# Happy Holiday Canadians



## davetgabby (Dec 29, 2007)

:canada::canada:Happy May 24 ("24" because you have to have a 24 pack of beer on hand ) For those of you who don't know , we still celebrate Queen Victoria's birthday. And it falls on the closest Monday to the 24th in Canada We'll take it . Normally we're camping but with all the wet weather in the past month, my lawn and outdoor work hasn't been done. So I stayed home this long weekend. Just wondering how many Canucks are on the forum? Speak now or forever hold your peace. lol


----------



## misstray (Feb 6, 2011)

Yay for holidays! My boss gave us Friday off too, so 4 day weekend! And the Brodester let me sleep in until 7:30 this morning!!


----------



## clare (Feb 6, 2010)

Have a great long weekend.Happy holiday!


----------



## davetgabby (Dec 29, 2007)

clare said:


> Have a great long weekend.Happy holiday!


And thanks to Jolly Ole England for giving us this well needed holiday.


----------



## davetgabby (Dec 29, 2007)

misstray said:


> Yay for holidays! My boss gave us Friday off too, so 4 day weekend! And the Brodester let me sleep in until 7:30 this morning!!

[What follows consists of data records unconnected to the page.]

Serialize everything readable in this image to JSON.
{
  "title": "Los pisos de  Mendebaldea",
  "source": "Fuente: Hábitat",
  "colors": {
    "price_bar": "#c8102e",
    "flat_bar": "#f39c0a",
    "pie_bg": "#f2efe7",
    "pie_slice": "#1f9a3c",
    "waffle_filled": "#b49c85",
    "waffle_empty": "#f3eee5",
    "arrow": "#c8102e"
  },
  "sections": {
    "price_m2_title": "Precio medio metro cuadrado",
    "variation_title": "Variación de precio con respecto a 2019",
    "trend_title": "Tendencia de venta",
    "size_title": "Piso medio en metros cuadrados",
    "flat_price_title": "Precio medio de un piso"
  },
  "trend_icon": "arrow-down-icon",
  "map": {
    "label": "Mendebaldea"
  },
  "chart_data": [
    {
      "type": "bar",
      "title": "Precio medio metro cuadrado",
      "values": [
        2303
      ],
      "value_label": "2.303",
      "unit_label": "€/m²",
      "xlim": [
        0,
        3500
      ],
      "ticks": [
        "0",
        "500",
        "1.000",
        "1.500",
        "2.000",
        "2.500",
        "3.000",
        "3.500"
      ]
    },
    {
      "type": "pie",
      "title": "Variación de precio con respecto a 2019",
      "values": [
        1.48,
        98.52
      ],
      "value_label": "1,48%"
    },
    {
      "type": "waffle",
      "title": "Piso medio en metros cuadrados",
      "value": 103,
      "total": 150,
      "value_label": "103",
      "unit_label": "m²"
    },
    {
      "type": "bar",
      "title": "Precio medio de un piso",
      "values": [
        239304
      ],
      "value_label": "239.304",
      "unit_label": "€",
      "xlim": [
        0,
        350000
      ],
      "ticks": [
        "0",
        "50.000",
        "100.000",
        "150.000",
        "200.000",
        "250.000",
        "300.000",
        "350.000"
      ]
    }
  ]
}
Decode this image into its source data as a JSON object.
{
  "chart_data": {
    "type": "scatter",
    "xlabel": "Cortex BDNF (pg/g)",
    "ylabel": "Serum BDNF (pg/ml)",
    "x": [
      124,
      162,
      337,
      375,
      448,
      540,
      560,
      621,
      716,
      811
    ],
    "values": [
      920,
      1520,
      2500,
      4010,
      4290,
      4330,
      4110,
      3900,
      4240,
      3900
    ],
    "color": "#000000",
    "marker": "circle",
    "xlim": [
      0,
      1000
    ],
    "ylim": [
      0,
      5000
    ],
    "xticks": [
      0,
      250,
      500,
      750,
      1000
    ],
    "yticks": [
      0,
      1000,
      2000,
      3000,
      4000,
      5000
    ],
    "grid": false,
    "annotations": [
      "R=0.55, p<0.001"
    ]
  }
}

 greetings', hey you might need more than a 24 with four days off. ound:


----------



## misstray (Feb 6, 2011)

LOL I'm a bad Canadian who doesn't like beer! ha ha


----------



## davetgabby (Dec 29, 2007)

misstray said:


> LOL I'm a bad Canadian who doesn't like beer! ha ha


Well ,you could always get 4 sixpacks of coolers. LOL


----------



## Pattie (Jun 25, 2008)

Oh Happy Day, all you Canadians out there.


----------



## Hav Mom (Dec 29, 2010)

Happy holidays everyone in Canada. We usually go camping as well, but it is waaay to wet to go - or get anything done outside. And this is the one holiday weekend when alcohol is actually banned in provincial parks here in Saskatchewan. So a better chance of the 24 beer staying at home:biggrin1:


----------



## davetgabby (Dec 29, 2007)

Hav Mom said:


> Happy holidays everyone in Canada. We usually go camping as well, but it is waaay to wet to go - or get anything done outside. And this is the one holiday weekend when alcohol is actually banned in provincial parks here in Saskatchewan. So a better chance of the 24 beer staying at home:biggrin1:


 Yeah same here. What a stupid discriminatory rule. Just because it is a common weekend for young adults in school, to be out there , they ban alcohol this weekend in provincial parks. We usually smuggle it in. But boy you don't want to get caught.


----------